Victor Olaotan, the veteran Nigerian actor and former Tinsel’ star, who is popularly known as Big Daddy, turned 69 on Wednesday, February 17, but sadly, he is still in a Turkey hospital battling with the effects of a traumatic brain injury he suffered after a ghastly car accident in October 2016.
His wife, Julia, has been relentlessly seeking support for him and some actors have also solicited for support on Olaotan’s behalf.

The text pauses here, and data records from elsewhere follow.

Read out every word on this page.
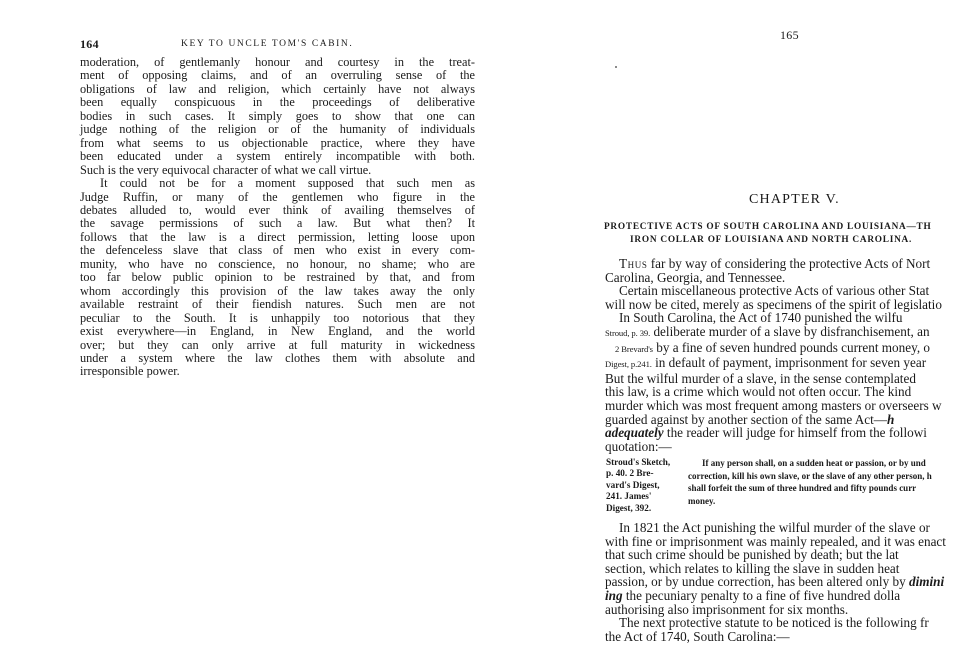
164	KEY TO UNCLE TOM'S CABIN.

moderation, of gentlemanly honour and courtesy in the treat-

ment of opposing claims, and of an overruling sense of the

obligations of law and religion, which certainly have not always

been equally conspicuous in the proceedings of deliberative

bodies in such cases. It simply goes to show that one can

judge nothing of the religion or of the humanity of individuals

from what seems to us objectionable practice, where they have

been educated under a system entirely incompatible with both.

Such is the very equivocal character of what we call virtue.

It could not be for a moment supposed that such men as

Judge Ruffin, or many of the gentlemen who figure in the

debates alluded to, would ever think of availing themselves of

the savage permissions of such a law. But what then? It

follows that the law is a direct permission, letting loose upon

the defenceless slave that class of men who exist in every com-

munity, who have no conscience, no honour, no shame; who are

too far below public opinion to be restrained by that, and from

whom accordingly this provision of the law takes away the only

available restraint of their fiendish natures. Such men are not

peculiar to the South. It is unhappily too notorious that they

exist everywhere—in England, in New England, and the world

over; but they can only arrive at full maturity in wickedness

under a system where the law clothes them with absolute and

irresponsible power.

165
CHAPTER V.
PROTECTIVE ACTS OF SOUTH CAROLINA AND LOUISIANA—TH
IRON COLLAR OF LOUISIANA AND NORTH CAROLINA.

Thus far by way of considering the protective Acts of Nort

Carolina, Georgia, and Tennessee.

Certain miscellaneous protective Acts of various other Stat

will now be cited, merely as specimens of the spirit of legislatio

In South Carolina, the Act of 1740 punished the wilfu

Stroud, p. 39. deliberate murder of a slave by disfranchisement, an

2 Brevard's by a fine of seven hundred pounds current money, o

Digest, p.241. in default of payment, imprisonment for seven year

But the wilful murder of a slave, in the sense contemplated

this law, is a crime which would not often occur. The kind

murder which was most frequent among masters or overseers w

guarded against by another section of the same Act—h

adequately the reader will judge for himself from the followi

quotation:—

Stroud's Sketch,
p. 40. 2 Bre-
vard's Digest,
241. James'
Digest, 392.
If any person shall, on a sudden heat or passion, or by und
correction, kill his own slave, or the slave of any other person, h
shall forfeit the sum of three hundred and fifty pounds curr
money.

In 1821 the Act punishing the wilful murder of the slave or

with fine or imprisonment was mainly repealed, and it was enact

that such crime should be punished by death; but the lat

section, which relates to killing the slave in sudden heat

passion, or by undue correction, has been altered only by dimini

ing the pecuniary penalty to a fine of five hundred dolla

authorising also imprisonment for six months.

The next protective statute to be noticed is the following fr

the Act of 1740, South Carolina:—
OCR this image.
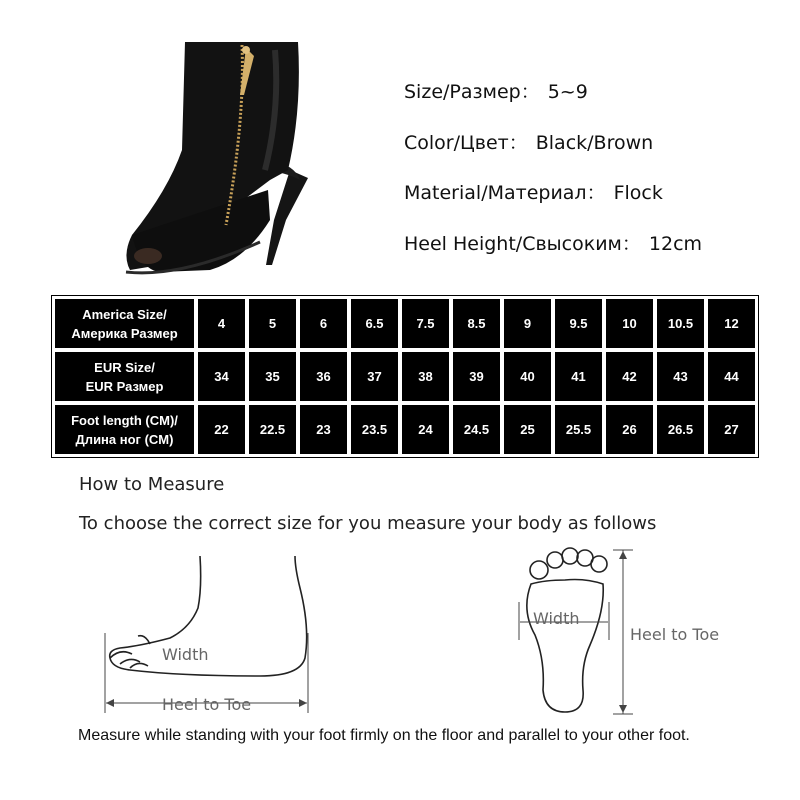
Size/Размер： 5~9
Color/Цвет： Black/Brown
Material/Материал： Flock
Heel Height/Свысоким： 12cm
America Size/
Америка Размер	4	5	6	6.5	7.5	8.5	9	9.5	10	10.5	12

EUR Size/
EUR Размер	34	35	36	37	38	39	40	41	42	43	44

Foot length (CM)/
Длина ног (CM)	22	22.5	23	23.5	24	24.5	25	25.5	26	26.5	27
How to Measure
To choose the correct size for you measure your body as follows
Width
Heel to Toe
Width
Heel to Toe
Measure while standing with your foot firmly on the floor and parallel to your other foot.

In 2019, billionaire businessman and philanthropist, Femi Otedola donated N30m to the actor.
In an interview with Sunday Scoop, Julia thanked Otedola and other well-meaning Nigerians that had lent their support, but stated that she still needed money to offset her husband’s hospital bills.
She said, “I need all the help I can get. I have been silent but now, I am drowning. Apart from Mr Otedola and a few other people who have supported me, I still need help. His monthly expenses are $7,500, excluding the caregiver’s salary and other things like feeding and toiletries. The money for his stem cell procedure is about $150,000. He has done the first procedure and he needs to undergo the second one.
“I want to bring my husband back home. The last time I paid hospital bills was in March 2019. He has been receiving treatment without payment but the agency that helped with his medical travelling, Radmed, has been doing so much for us. They have been very humane because most of the hospital bills have been paid by them. However, my fear is that if another Nigerian needs the agency’s services, they might be reluctant because of their experience with us. I am just hoping that somebody out there would have compassion. But, I don’t want to appear like an ingrate because Nigerians have given support and everyone has their cross to carry.”
Julia, who hasn’t seen her husband physically since May 2019, said that she often spoke with him via video calls, and whenever they spoke, she could see that he was ‘fighting for his life.
She said, “He is improving, especially when it comes to recognising people. Also, because of the COVID-19 pandemic, I have not been able to visit him. I owe the hospital so much money that my travelling to see him without paying outstanding bills would not be good. Because of the debt, the hospital has cut down on some of his treatments such as physiotherapy, although they still give him basic treatments. They managed him very well and he has even received the COVID-19 vaccine. They have called me several times about my debt and even threatened to dump him at the Nigerian Embassy and report me there too. They feel I have absconded because they have not seen me. We have not been able to start the second treatment after the one that Otedola graciously paid for. I have not been able to raise the $70,000 that is needed.”